For over 50 years, this investigator, negotiator, activist and author (trademark look: long white hair, smart black blazer — fashion is a sideline) has placed her passion and energy into one question: How do we create lasting peace?

Her calling arrives early on, when, aged 13, she is sitting in front of her parents’ TV (she grows up in a military family in Scotland) and sees Soviet tanks invade Budapest to quell the 1956 Hungarian Revolution.

Scilla rushes upstairs and starts packing her suitcase. When her mother comes up and asks what is going on, she shouts: “I’m going to Budapest!” (She does not even know where Budapest is.)

“What for?”

“Something terrible is happening there, I have to go!” 

“Don’t be so silly.”

Scilla starts to cry, and her mother understands. “I’ll help you to get trained, if you just unpack your suitcase.” 

Scilla is dedicated to solving that one question:
How do we create lasting peace?

Three years later, Scilla is off to work in a holiday home for concentration camp survivors. Degrees in social and political science follow. On term breaks, she helps out at refugee camps in France and Algiers.

In 1982, Scilla makes her name by setting up the Oxford Research Group, and quietly brings together opposing sides of the nuclear weapons debate. It turns out to be milestone work.

She goes on to found Peace Direct, a non-profit supporting grassroots peace-builders in conflict zones, and advises Nelson Mandela, Desmond Tutu and Peter Gabriel in creating their coalition of former stateswomen and -men, The Elders.

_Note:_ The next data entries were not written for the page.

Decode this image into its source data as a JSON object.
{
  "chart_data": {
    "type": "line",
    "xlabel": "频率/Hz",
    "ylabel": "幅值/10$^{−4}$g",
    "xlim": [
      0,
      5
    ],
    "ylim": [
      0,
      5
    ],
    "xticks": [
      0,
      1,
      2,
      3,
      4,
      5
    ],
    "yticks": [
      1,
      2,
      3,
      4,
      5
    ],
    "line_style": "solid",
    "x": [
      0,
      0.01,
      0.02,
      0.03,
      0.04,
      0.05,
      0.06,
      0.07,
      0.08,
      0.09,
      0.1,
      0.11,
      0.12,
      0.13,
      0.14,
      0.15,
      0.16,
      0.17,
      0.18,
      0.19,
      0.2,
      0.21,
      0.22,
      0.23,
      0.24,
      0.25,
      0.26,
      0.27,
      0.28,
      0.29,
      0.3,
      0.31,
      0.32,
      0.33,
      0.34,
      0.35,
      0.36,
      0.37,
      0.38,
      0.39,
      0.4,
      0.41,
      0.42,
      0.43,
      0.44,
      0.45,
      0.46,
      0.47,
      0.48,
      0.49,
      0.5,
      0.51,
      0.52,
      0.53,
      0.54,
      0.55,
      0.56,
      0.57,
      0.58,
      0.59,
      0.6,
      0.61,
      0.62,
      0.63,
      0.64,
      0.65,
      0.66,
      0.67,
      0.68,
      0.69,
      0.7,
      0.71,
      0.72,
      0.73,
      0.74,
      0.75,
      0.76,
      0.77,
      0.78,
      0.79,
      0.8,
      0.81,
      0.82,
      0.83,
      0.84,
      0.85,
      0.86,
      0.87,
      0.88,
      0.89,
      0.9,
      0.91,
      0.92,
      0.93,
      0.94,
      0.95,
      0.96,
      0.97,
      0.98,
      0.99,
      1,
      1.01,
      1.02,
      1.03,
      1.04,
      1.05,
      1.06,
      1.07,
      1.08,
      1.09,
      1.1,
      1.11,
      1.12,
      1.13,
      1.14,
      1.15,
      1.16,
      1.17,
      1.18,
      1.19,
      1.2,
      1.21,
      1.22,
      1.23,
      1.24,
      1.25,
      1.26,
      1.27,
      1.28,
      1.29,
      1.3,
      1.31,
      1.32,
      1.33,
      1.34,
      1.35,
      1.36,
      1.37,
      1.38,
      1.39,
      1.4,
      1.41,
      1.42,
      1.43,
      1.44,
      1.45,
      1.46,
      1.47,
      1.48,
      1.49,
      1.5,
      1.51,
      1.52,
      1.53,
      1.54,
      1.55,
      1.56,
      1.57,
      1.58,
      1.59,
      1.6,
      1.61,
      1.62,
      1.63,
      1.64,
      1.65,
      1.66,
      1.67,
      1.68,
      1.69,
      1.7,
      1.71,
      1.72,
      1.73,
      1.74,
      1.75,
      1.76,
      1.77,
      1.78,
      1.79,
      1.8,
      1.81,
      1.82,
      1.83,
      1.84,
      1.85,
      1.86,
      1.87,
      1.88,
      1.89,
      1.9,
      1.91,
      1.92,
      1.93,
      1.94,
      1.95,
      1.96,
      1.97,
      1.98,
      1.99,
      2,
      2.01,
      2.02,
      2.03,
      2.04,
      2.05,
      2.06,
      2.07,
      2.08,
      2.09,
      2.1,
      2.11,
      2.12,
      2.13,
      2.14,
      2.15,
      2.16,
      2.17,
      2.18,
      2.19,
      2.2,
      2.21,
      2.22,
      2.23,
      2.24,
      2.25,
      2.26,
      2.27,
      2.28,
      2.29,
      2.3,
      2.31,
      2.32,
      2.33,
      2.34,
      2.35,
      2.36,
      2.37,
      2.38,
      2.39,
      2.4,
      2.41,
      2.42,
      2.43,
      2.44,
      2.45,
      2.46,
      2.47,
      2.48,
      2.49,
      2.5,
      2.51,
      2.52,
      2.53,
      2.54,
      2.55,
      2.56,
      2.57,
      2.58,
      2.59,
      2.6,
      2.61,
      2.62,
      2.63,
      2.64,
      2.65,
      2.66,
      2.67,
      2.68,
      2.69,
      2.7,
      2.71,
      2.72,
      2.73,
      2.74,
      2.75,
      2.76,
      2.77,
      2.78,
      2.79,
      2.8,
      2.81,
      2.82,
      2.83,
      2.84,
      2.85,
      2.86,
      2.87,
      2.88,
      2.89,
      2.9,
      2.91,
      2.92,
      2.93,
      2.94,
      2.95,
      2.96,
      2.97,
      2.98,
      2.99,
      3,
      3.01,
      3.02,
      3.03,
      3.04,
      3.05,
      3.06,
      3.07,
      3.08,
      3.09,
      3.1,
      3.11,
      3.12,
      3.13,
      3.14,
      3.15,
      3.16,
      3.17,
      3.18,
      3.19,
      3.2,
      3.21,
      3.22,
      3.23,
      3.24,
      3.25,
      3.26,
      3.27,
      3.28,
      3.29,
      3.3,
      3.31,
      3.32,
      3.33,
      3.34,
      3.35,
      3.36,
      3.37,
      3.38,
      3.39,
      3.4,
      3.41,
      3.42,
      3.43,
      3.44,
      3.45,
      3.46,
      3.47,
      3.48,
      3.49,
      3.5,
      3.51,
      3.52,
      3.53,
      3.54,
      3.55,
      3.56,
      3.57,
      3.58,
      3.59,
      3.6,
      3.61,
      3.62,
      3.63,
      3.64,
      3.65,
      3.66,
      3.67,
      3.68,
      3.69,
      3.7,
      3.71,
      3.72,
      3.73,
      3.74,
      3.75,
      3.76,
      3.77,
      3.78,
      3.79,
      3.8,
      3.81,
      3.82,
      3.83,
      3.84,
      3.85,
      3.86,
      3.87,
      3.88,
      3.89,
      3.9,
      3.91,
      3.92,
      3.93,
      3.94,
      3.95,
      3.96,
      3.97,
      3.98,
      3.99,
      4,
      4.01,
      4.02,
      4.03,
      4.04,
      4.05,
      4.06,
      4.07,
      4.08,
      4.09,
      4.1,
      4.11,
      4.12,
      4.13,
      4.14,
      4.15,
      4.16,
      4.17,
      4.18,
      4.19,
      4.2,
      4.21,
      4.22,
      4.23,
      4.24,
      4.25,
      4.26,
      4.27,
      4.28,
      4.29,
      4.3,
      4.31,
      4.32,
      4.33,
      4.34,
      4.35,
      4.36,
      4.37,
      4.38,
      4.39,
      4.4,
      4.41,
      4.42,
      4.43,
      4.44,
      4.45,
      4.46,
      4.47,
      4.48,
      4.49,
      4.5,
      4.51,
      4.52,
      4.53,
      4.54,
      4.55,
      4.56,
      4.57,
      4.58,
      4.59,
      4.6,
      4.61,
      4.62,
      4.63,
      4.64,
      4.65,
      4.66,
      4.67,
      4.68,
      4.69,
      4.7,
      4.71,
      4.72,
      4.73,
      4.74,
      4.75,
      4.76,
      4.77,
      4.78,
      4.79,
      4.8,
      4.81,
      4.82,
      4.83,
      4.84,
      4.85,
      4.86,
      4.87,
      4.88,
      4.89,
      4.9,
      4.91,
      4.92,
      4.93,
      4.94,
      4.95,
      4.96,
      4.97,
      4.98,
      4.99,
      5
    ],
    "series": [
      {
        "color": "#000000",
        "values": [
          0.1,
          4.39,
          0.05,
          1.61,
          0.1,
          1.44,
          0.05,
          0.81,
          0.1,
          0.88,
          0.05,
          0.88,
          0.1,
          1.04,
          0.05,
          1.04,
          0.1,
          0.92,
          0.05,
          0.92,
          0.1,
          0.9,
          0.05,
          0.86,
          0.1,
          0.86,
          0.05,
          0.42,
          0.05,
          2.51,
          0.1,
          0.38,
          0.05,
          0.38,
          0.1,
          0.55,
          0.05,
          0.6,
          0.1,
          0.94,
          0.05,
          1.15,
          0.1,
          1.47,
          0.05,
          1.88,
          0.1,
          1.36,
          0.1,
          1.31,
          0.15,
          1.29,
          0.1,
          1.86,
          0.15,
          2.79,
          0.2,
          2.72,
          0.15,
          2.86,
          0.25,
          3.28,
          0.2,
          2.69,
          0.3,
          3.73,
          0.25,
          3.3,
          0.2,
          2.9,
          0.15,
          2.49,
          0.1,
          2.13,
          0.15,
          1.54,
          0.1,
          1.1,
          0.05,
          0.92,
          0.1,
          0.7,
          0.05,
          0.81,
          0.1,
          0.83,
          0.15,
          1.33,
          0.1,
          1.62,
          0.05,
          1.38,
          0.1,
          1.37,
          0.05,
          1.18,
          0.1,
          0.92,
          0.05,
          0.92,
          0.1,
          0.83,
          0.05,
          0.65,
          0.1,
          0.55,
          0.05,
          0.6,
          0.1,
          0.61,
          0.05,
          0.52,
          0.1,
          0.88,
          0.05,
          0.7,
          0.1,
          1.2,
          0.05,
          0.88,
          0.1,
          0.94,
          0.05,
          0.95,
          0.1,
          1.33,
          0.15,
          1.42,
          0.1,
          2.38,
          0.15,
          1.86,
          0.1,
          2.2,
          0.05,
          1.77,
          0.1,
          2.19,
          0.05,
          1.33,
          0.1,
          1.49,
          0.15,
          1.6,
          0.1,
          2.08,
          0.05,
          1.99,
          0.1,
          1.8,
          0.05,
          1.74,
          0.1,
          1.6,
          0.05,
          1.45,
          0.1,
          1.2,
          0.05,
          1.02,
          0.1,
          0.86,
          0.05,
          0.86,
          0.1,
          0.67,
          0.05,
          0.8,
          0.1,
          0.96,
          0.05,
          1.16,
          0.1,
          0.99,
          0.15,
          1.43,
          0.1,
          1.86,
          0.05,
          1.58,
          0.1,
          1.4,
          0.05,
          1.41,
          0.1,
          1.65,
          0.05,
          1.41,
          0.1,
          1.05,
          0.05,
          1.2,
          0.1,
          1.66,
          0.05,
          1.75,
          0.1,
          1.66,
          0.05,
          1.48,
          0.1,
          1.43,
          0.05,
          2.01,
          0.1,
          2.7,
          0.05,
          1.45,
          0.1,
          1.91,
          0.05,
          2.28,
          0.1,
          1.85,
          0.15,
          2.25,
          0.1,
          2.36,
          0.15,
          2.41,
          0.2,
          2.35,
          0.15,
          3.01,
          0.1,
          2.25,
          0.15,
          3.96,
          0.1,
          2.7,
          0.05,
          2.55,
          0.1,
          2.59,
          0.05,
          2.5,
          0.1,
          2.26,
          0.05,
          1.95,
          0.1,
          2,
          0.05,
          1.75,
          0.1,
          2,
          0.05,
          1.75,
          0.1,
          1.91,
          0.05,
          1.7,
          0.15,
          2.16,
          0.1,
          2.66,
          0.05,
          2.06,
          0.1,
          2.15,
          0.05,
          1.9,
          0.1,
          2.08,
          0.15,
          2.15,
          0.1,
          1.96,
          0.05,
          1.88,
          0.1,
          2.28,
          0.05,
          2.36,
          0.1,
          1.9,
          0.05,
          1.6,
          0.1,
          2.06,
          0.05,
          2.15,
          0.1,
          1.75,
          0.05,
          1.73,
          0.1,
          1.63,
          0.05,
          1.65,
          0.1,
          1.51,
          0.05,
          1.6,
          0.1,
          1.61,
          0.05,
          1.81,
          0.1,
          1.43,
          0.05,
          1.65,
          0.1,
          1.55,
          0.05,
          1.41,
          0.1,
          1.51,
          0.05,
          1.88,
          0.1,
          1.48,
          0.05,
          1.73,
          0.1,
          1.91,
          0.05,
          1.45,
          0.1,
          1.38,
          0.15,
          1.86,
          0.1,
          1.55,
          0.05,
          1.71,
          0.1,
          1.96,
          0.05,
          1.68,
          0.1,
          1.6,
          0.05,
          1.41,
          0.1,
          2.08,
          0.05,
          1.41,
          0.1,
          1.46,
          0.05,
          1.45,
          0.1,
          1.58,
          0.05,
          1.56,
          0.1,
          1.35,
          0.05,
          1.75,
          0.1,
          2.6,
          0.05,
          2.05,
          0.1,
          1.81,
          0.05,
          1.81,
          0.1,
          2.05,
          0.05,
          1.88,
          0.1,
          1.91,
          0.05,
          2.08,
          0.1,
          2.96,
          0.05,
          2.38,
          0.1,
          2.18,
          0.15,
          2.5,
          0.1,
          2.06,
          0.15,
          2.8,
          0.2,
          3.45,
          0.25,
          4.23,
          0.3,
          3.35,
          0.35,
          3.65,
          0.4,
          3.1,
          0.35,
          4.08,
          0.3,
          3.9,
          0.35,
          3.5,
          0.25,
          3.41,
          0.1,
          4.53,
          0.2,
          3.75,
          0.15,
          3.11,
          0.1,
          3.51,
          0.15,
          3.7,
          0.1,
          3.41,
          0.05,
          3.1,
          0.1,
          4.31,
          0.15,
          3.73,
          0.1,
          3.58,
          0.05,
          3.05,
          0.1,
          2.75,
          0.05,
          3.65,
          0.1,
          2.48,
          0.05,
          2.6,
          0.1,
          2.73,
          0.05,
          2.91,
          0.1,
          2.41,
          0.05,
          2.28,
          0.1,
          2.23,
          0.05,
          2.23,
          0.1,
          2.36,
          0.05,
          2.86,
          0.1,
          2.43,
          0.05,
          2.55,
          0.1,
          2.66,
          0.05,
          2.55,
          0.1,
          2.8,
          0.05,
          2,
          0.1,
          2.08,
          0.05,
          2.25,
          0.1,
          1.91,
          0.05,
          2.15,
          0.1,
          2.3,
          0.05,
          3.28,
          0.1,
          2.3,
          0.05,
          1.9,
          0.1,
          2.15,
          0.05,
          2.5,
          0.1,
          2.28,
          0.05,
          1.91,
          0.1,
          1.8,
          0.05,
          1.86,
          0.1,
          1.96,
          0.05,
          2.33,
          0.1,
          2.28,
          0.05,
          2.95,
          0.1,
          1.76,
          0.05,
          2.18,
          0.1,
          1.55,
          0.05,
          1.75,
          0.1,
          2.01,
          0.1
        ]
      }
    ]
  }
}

Scilla offers practical, constructive solutions: her Business Plan for Peace consists of 25 viable methods to prevent war worldwide, over 10 years, for less than 2 billion dollars. But if she sees the bigger picture, she never loses sight of the local, the immediate, the personal. 

The place her own introspection has led her, most recently, couldn’t be more personal: “The keys to successful prevention of armed violence,” she writes in her latest book, “are respect, speed of reaction and developing the presence of a mighty heart.”

How to train such a heart? 

Based on five decades spent working with generals, politicians and CEOs, Scilla is convinced that empathy has to be the first step — with others, but also with yourself. Add the creation of a bridge between the heart and the mind, deep listening, and trust in your intuition and an exercise plan starts to emerge. The Mighty Heart is not an academic tome, but a slim, practical guide: a How-To that speaks to individuals as much as organisations.

It’s difficult to stay optimistic, right now, as a new war wields its brutal reality of death and destruction — and, with it, an overwhelming sense of helplessness and uncertainty — but if there is a place to find renewed hope, where could be more likely than in a million mighty hearts?